During the 1980s, the former government agency Immigration and Naturalization Service was accused of mistreating immigrant children, according to the Congressional Research Service report, resulting in a series of lawsuits that ended with the Flores settlement agreement.

The agreement was named for Jenny Lisette Flores, a 15-year-old girl from El Salvador. She fled her country in 1985 and tried to enter the United States to be with her aunt. The INS arrested her at the border, and she was placed in a juvenile detention center, where she was handcuffed and strip-searched, according to the Marquette Law Review. The INS refused to grant her aunt custody of Jenny because it wouldn’t release minors to “third-party adults,” the law review article said. The American Civil Liberties Union filed a class-action suit on behalf of the girl and other minors, eventually leading to the Flores agreement during the Clinton administration.

For years, people criticized the INS, saying it hadn’t fully implemented the regulations laid out by the Flores agreement, according to the Congressional Research Service report.

Five years after the agreement, the Homeland Security Act of 2002 split up the responsibilities for processing and caring for immigrant children. Yet still, people worried that regulations were not being met. In 2008, Congress passed the William Wilberforce Trafficking Victims Protection Reauthorization Act. This codified parts of the settlement into federal law, Meissner said.

In 2015, US District Judge Dolly Gee ruled that Flores requirements apply to both unaccompanied minors and children apprehended with their parents. This means that all minors must be released from detention if possible, Meissner said.

Even so, the future of the immigrant children currently being detained is still unclear.

On Monday, Gee wrote that the Trump administration seeks to “hold minors in indefinite detention in unlicensed facilities, which would constitute a fundamental and material breach of the parties’ Agreement,” but she further explained that “all parties admit that these parents may also affirmatively waive their children’s rights to prompt release and placement in state-licensed facilities.”
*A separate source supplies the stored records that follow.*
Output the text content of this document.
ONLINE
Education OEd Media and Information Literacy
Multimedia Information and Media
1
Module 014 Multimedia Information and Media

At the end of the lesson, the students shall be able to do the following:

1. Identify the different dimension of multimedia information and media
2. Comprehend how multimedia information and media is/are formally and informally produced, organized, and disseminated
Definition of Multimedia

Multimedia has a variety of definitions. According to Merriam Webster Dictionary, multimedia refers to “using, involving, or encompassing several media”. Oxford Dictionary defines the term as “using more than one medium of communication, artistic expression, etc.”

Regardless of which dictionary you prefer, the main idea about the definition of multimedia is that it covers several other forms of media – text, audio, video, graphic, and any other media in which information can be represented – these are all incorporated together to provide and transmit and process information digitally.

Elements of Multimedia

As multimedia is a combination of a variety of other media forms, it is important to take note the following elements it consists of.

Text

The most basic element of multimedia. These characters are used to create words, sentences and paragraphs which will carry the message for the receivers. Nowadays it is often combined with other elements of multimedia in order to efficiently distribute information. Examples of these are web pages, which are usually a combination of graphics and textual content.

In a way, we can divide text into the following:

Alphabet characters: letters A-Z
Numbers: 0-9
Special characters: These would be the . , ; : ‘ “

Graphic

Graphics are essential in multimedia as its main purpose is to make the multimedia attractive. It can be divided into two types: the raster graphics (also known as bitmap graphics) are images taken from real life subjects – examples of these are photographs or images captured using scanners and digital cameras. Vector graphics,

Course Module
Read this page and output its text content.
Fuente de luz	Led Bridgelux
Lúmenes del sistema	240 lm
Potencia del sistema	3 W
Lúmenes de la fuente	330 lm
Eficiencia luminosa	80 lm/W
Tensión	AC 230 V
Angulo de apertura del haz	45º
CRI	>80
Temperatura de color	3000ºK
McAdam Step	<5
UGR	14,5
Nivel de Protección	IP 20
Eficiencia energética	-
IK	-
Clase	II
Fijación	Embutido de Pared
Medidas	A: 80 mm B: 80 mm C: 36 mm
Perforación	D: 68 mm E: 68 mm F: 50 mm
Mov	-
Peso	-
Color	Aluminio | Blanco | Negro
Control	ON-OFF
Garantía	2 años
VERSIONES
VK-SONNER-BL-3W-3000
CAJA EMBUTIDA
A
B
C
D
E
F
Justice Department spokesman Devin O’Malley said in a statement that the Trump administration is working to protect the safety of children in government custody.

“We disagree with the court’s ruling declining to amend the Flores agreement to recognize the current crisis of families making the dangerous and unlawful journey across our southern border, but the court does appear to acknowledge that parents who cross the border will not be released and must choose between remaining in family custody with their children pending immigration proceedings or requesting separation from their children so the child may be placed with a sponsor,” O’Malley said. “The Justice Department continues to review the ruling.”